All in all, please read the monitorix.conf(5) man page and enable only the graphs that cover your real resources.

Thanks.

mgruben commented 9 years ago

(1) Your help is much appreciated, thank you for taking the time to go through this with me,

(2)(a) In Arch linux, I modified the monitorix.service file in /etc/systemd/system/multi-user.target.wants to read, in part, ExecStart=/usr/bin/monitorix -c /etc/monitorix/monitorix.conf -p /run/monitorix.pid -d system (adding the -d system to the end, as it was not present before). I then stopped the monitorix service, issued a systemctl daemon-reload, and restarted the monitorix service. (b) I then issued a pacman -U ~rrdtool1.5~, followed by a systemctl restart monitorix.service. As expected, the system graphs again are not displaying current values. (c) I've copied system.rrd, /var/log/monitorix, and /var/log/monitorix-httpd to my aforementioned host, http://76.209.20.97:9997/ for your review

(3) Regarding NVIDIA, I thought erroneously that since my nvidia value under the <graph_enable> section is set to n, that I had disabled calls to NVIDIA statistics; I have now removed the line reading gpu0 = nvidia from the lmsens list (since I actually have a radeon card and the nvidia drivers wouldn't help me anyway)

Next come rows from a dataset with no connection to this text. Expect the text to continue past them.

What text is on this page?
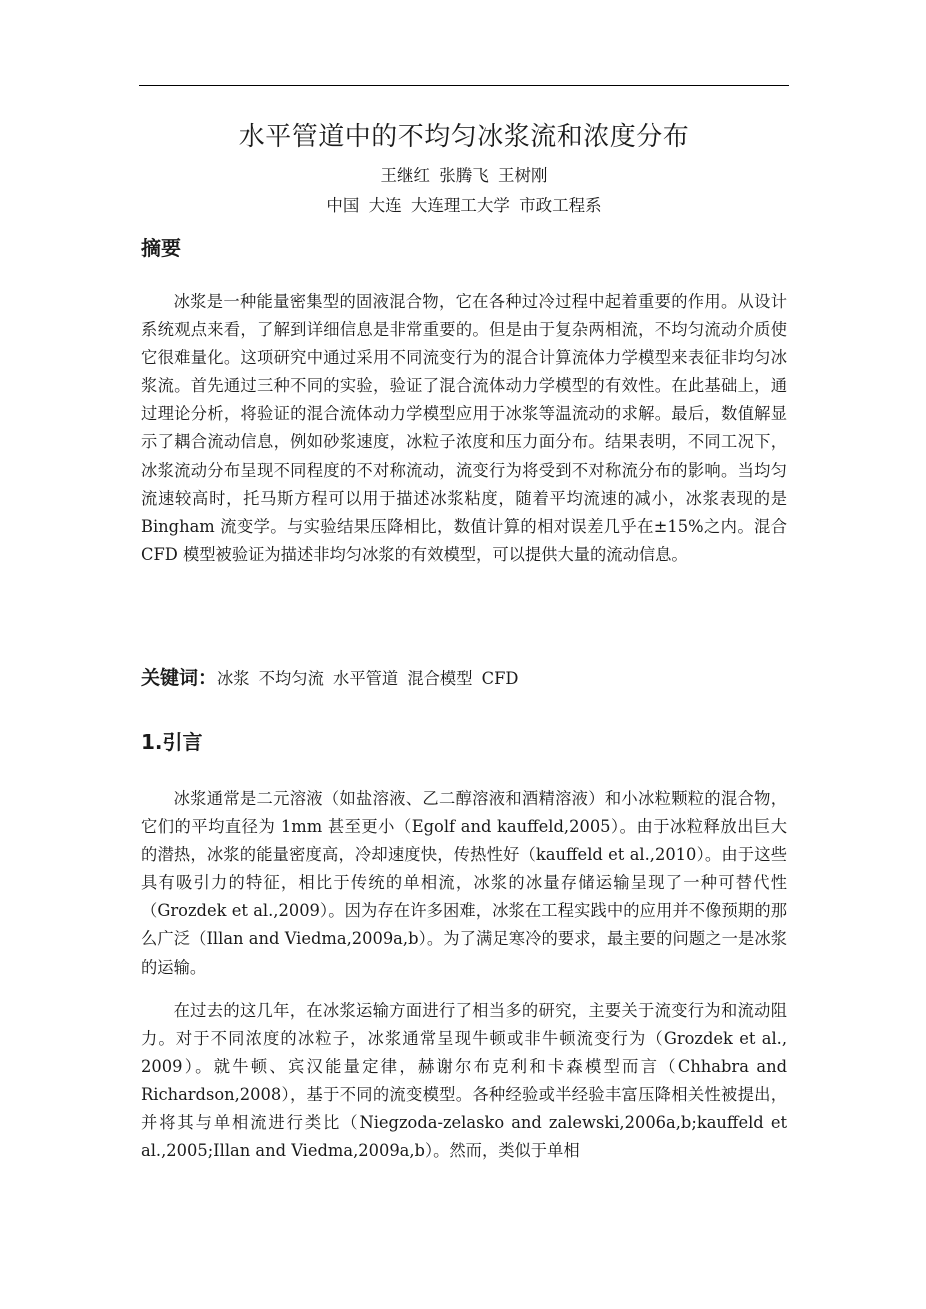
水平管道中的不均匀冰浆流和浓度分布
王继红 张腾飞 王树刚
中国 大连 大连理工大学 市政工程系
摘要

冰浆是一种能量密集型的固液混合物，它在各种过冷过程中起着重要的作用。从设计系统观点来看，了解到详细信息是非常重要的。但是由于复杂两相流，不均匀流动介质使它很难量化。这项研究中通过采用不同流变行为的混合计算流体力学模型来表征非均匀冰浆流。首先通过三种不同的实验，验证了混合流体动力学模型的有效性。在此基础上，通过理论分析，将验证的混合流体动力学模型应用于冰浆等温流动的求解。最后，数值解显示了耦合流动信息，例如砂浆速度，冰粒子浓度和压力面分布。结果表明，不同工况下，冰浆流动分布呈现不同程度的不对称流动，流变行为将受到不对称流分布的影响。当均匀流速较高时，托马斯方程可以用于描述冰浆粘度，随着平均流速的减小，冰浆表现的是 Bingham 流变学。与实验结果压降相比，数值计算的相对误差几乎在±15%之内。混合 CFD 模型被验证为描述非均匀冰浆的有效模型，可以提供大量的流动信息。

关键词：冰浆 不均匀流 水平管道 混合模型 CFD

1.引言

冰浆通常是二元溶液（如盐溶液、乙二醇溶液和酒精溶液）和小冰粒颗粒的混合物，它们的平均直径为 1mm 甚至更小（Egolf and kauffeld,2005）。由于冰粒释放出巨大的潜热，冰浆的能量密度高，冷却速度快，传热性好（kauffeld et al.,2010）。由于这些具有吸引力的特征，相比于传统的单相流，冰浆的冰量存储运输呈现了一种可替代性（Grozdek et al.,2009）。因为存在许多困难，冰浆在工程实践中的应用并不像预期的那么广泛（Illan and Viedma,2009a,b）。为了满足寒冷的要求，最主要的问题之一是冰浆的运输。

在过去的这几年，在冰浆运输方面进行了相当多的研究，主要关于流变行为和流动阻力。对于不同浓度的冰粒子，冰浆通常呈现牛顿或非牛顿流变行为（Grozdek et al., 2009）。就牛顿、宾汉能量定律，赫谢尔布克利和卡森模型而言（Chhabra and Richardson,2008），基于不同的流变模型。各种经验或半经验丰富压降相关性被提出，并将其与单相流进行类比（Niegzoda-zelasko and zalewski,2006a,b;kauffeld et al.,2005;Illan and Viedma,2009a,b）。然而，类似于单相
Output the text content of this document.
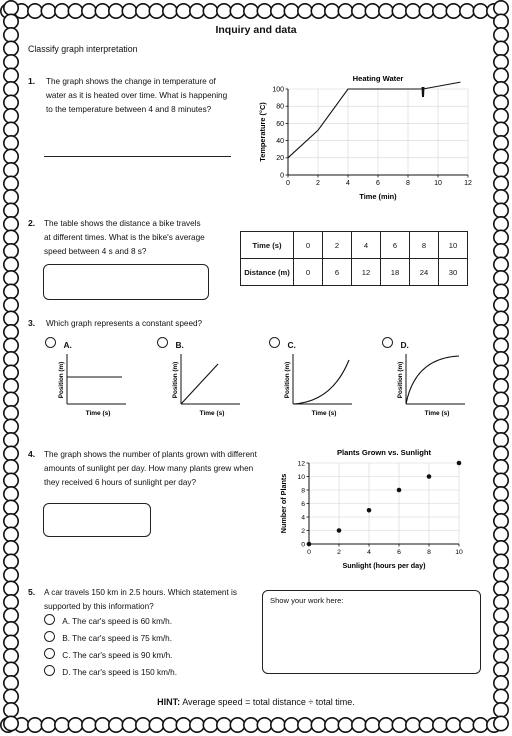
Inquiry and data
Classify graph interpretation
1. The graph shows the change in temperature of
water as it is heated over time. What is happening
to the temperature between 4 and 8 minutes?
0	2	4	6	8	10	12
0
20
40
60
80
100
Heating Water
Time (min)
Temperature (°C)
2. The table shows the distance a bike travels
at different times. What is the bike's average
speed between 4 s and 8 s?
Time (s)	0	2	4	6	8	10
Distance (m)	0	6	12	18	24	30
3. Which graph represents a constant speed?
A.	B.	C.	D.
Position (m)
Time (s)
Position (m)
Time (s)
Position (m)
Time (s)
Position (m)
Time (s)
4. The graph shows the number of plants grown with different
amounts of sunlight per day. How many plants grew when
they received 6 hours of sunlight per day?
0	2	4	6	8	10
0
2
4
6
8
10
12
Plants Grown vs. Sunlight
Sunlight (hours per day)
Number of Plants
5. A car travels 150 km in 2.5 hours. Which statement is
supported by this information?
A. The car's speed is 60 km/h.
B. The car's speed is 75 km/h.
C. The car's speed is 90 km/h.
D. The car's speed is 150 km/h.
Show your work here:
HINT: Average speed = total distance ÷ total time.
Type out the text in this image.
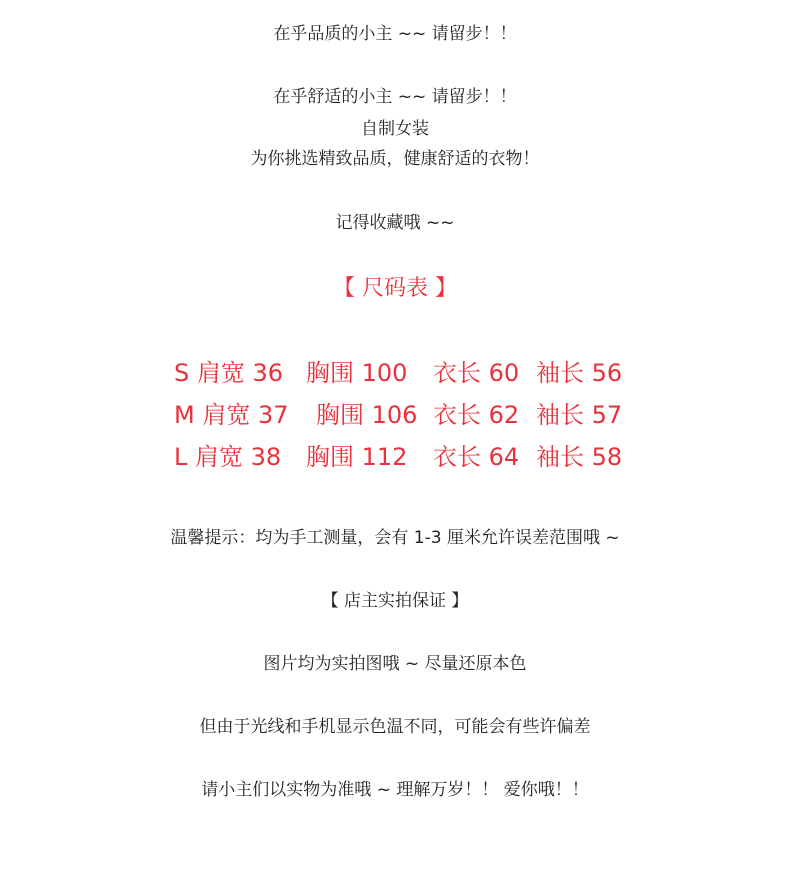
在乎品质的小主 ~~ 请留步！！
在乎舒适的小主 ~~ 请留步！！
自制女装
为你挑选精致品质，健康舒适的衣物！
记得收藏哦 ~~
【 尺码表 】
S 肩宽 36 胸围 100 衣长 60 袖长 56
M 肩宽 37 胸围 106 衣长 62 袖长 57
L 肩宽 38 胸围 112 衣长 64 袖长 58
温馨提示：均为手工测量，会有 1-3 厘米允许误差范围哦 ~
【 店主实拍保证 】
图片均为实拍图哦 ~ 尽量还原本色
但由于光线和手机显示色温不同，可能会有些许偏差
请小主们以实物为准哦 ~ 理解万岁！！ 爱你哦！！
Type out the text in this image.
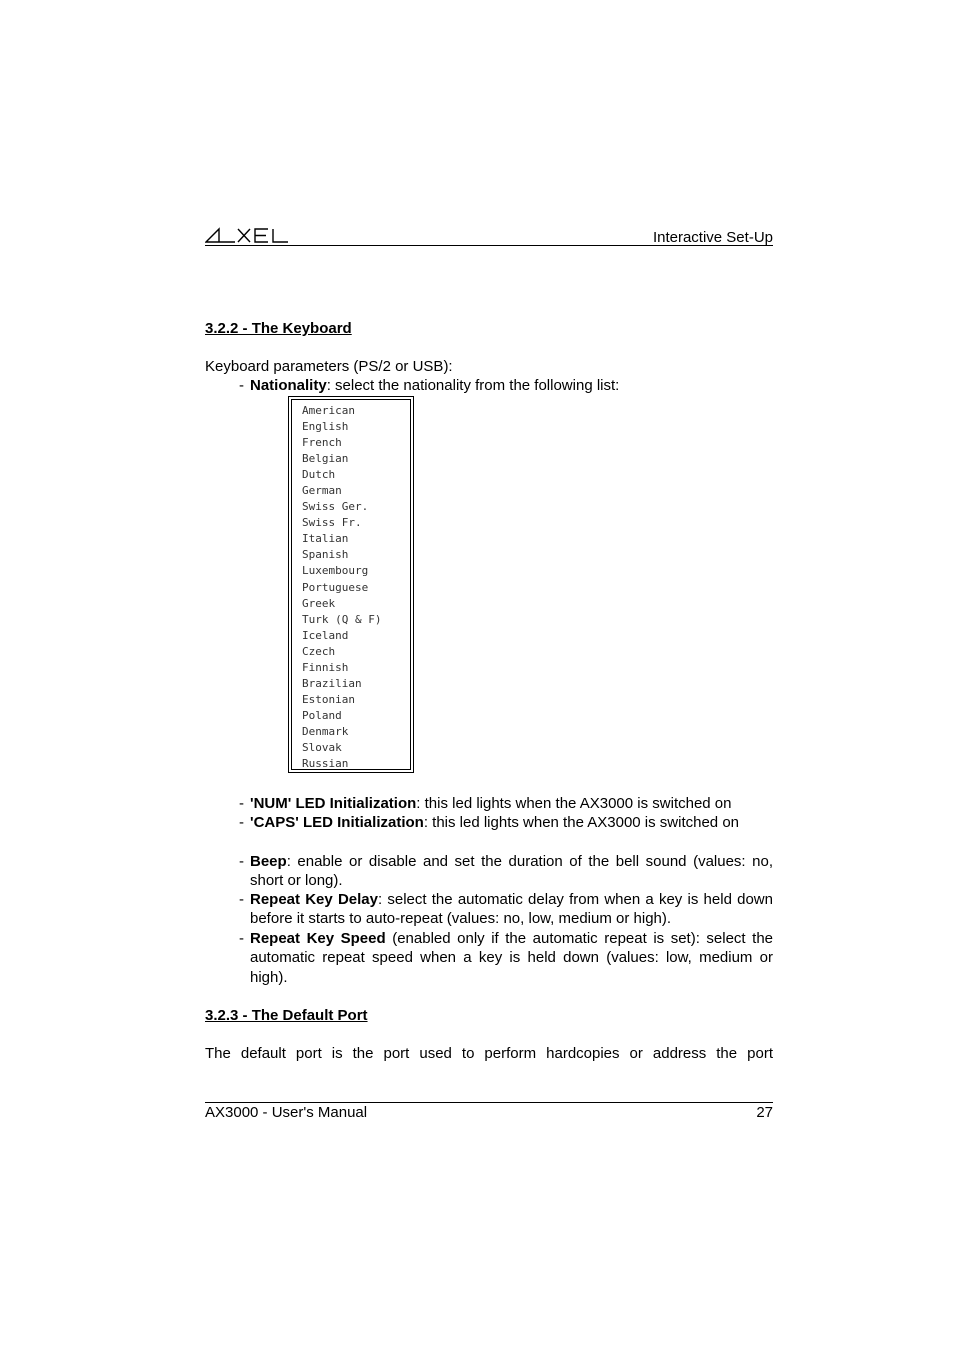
Interactive Set-Up
3.2.2 - The Keyboard
Keyboard parameters (PS/2 or USB):
- Nationality: select the nationality from the following list:
American
English
French
Belgian
Dutch
German
Swiss Ger.
Swiss Fr.
Italian
Spanish
Luxembourg
Portuguese
Greek
Turk (Q & F)
Iceland
Czech
Finnish
Brazilian
Estonian
Poland
Denmark
Slovak
Russian
- 'NUM' LED Initialization: this led lights when the AX3000 is switched on
- 'CAPS' LED Initialization: this led lights when the AX3000 is switched on
- Beep: enable or disable and set the duration of the bell sound (values: no, short or long).
- Repeat Key Delay: select the automatic delay from when a key is held down before it starts to auto-repeat (values: no, low, medium or high).
- Repeat Key Speed (enabled only if the automatic repeat is set): select the automatic repeat speed when a key is held down (values: low, medium or high).
3.2.3 - The Default Port
The default port is the port used to perform hardcopies or address the port
AX3000 - User's Manual	27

(4) I (very) occasionally use lighttpd in conjunction with a Project Gutenberg database I'm working on, and haven't disabled the lighttpd entry in the <graph_enable> section, but more out of wishful thinking on my part that I'll actually have time to devote to that project. I have now disabled that entry, both because you've suggested it and because I really don't use lighttpd enough to justify leaving the logging on

mikaku commented 9 years ago

Well, after reading your new log file I think that I have found the cause of the problem:

Tue May 19 07:47:00 2015 - system::system_update: N:0.18:0.22:0.29:224:223:1:0:0:0:0:7918332:135032:4155804:2786868:::0:0:0:0:0
Tue May 19 07:47:00 2015 - ERROR: while updating /var/lib/monitorix/system.rrd: /var/lib/monitorix/system.rrd: Function update_pdp_prep, case DST_GAUGE - Cannot convert '' to float

As you can see, there are 2 values that are undefined, and while this hasn't been a problem for the old stable branch 1.4 of RRDtool, it looks like the new 1.5. branch can't deal with it.

The above commit fixes that problem, so if you download the current system.pm the new RRDtool 1.5 branch should work finely.

Feel free to overwrite your current system.pm with this new one, and let me know how it works. Thanks.

mgruben commented 9 years ago

I downloaded the 'raw' system.pm from the above commit into ~/system.pm, then # chmod 644 ~/system.pm, # chown root:root system.pm, # mv /usr/lib/monitorix/system.pm{,.bak}, and finally # mv ~/system.pm /usr/lib/monitorix/system.pm

I see actual, non-NaN values in the three "System load average and usage" graphs, so on its face this commit has fixed my issue with rrdtool 1.5.3-1.

I have also copied /var/lib/monitorix/system.rrd, /var/log/monitorix, and /var/log/monitorix-httpd into my host for your review.

As far as I can tell, this issue has been solved.

mikaku commented 9 years ago

Perfect, thanks for your feedback. Best regards.